Tony McLaughlin, managing director of transaction banking at Citibank, is of the opinion that digital money is the current theater for another paradigm-shifting format war.
Speaking during the ongoing Finnovex Virtual Summit, McLaughlin said that digital money appeared odds-on to become the future of money. However, he argued that digital money itself was still in the process of significant evolution along three lines — financial institutions, fintech and crypto.
According to McLaughlin, tokenization will play an important role in determining the eventual winner of the digital money format war. Detailing his analysis during his presentation on Monday, McLaughlin identified issues surrounding government regulations and assets versus liabilities as possible deciding factors for the digital money format war.
McLaughlin further alluded to the argument that building financial services infrastructure on tokens is superior to the current accounts-based model. “Potentially, a world of tokens is more programmable than a world of traditional, siloed financial infrastructure,” McLaughlin opined.

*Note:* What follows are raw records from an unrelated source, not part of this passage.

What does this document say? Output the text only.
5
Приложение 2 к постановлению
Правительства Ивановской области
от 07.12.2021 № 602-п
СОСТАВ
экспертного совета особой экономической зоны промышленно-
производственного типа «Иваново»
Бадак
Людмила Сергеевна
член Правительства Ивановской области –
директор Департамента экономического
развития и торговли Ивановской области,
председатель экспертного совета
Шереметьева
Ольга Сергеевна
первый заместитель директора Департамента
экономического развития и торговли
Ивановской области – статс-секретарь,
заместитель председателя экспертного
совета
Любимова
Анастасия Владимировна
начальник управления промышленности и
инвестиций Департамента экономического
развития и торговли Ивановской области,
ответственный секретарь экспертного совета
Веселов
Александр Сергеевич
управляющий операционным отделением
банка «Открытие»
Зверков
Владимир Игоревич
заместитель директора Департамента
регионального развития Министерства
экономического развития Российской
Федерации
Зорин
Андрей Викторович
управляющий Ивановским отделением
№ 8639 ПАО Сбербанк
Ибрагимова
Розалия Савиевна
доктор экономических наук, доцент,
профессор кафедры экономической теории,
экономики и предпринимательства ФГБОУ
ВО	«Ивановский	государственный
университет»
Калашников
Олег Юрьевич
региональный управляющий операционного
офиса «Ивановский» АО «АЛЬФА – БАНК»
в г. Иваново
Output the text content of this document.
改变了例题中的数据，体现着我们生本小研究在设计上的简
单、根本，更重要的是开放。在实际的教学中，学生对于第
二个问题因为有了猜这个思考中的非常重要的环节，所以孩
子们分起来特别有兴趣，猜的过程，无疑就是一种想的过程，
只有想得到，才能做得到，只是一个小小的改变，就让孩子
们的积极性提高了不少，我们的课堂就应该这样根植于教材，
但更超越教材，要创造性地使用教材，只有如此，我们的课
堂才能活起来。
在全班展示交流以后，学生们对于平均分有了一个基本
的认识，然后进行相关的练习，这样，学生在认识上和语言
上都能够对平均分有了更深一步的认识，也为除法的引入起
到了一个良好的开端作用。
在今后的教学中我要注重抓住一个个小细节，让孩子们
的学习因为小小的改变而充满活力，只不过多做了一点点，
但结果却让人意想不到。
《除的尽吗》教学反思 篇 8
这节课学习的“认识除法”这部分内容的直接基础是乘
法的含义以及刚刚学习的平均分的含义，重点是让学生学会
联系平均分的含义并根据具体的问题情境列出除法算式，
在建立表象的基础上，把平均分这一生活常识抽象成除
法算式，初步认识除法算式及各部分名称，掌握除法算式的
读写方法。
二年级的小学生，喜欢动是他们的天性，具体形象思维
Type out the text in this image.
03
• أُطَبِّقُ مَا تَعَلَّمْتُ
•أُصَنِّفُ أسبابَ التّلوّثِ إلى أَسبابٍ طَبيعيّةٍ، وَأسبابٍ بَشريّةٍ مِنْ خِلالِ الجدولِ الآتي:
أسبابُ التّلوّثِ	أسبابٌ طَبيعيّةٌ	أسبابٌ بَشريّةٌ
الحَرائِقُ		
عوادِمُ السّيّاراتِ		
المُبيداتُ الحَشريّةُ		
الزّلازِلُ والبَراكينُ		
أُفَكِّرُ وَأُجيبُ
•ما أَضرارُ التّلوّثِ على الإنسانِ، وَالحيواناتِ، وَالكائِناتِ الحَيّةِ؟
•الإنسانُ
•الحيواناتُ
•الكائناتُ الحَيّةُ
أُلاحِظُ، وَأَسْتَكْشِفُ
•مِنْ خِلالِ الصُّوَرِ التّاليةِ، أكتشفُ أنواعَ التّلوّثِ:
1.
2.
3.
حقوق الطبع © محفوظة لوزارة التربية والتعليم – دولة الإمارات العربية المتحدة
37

As part of his address, McLaughlin also touched on the fact that token-based infrastructures run continuously, stating:
“Token infrastructures are always on, and the traditional financial system clearly is not. RTGS systems are not always on, ACH systems are not always on, [but] instant payment systems are always on, but that’s the exception that proves the rule — bond markets, equity markets, fx markets, money markets — these markets are not run 24/7 but a DLT does.”
Apart from tokenization and continuous operations, McLaughlin also noted that tokens are “inherently multi-asset” as another advantage over the current mainstream financial matrix. According to McLaughlin, the fact that tokens are an immutable ledger of digital signatures makes tokenization a superior base-layer for asset representation.
Thus, the Citibank transaction banking chief urged financial services stakeholders to consider pivoting toward a token-based system for their digital money efforts to enjoy benefits like programmability and “always-on” operations.
Indeed, the current central bank digital currency wave spreading across different countries is still focused on the liabilities of apex banks. Thus, these CBDCs — when fully realized — will be the same accounts-based money as is the case with fiat cash.
McLaughlin also called for financial services stakeholders to broaden their digitization agenda beyond CBDCs toward multi-asset tokenization. Indeed, regulated decentralized finance, or reg-DeFi, is becoming a popular refrain among bankers.
Back in April, John Whelan, blockchain chief at Banco Santander, predicted that reg-DeFi — permissioned layer-two protocols on public networks — could be the future of finance. Even DeFi bigwigs, such as MakerDAO founder Rune Christensen, have agreed that the emerging crypto market segment will require significant regulatory input to interface with real-world assets.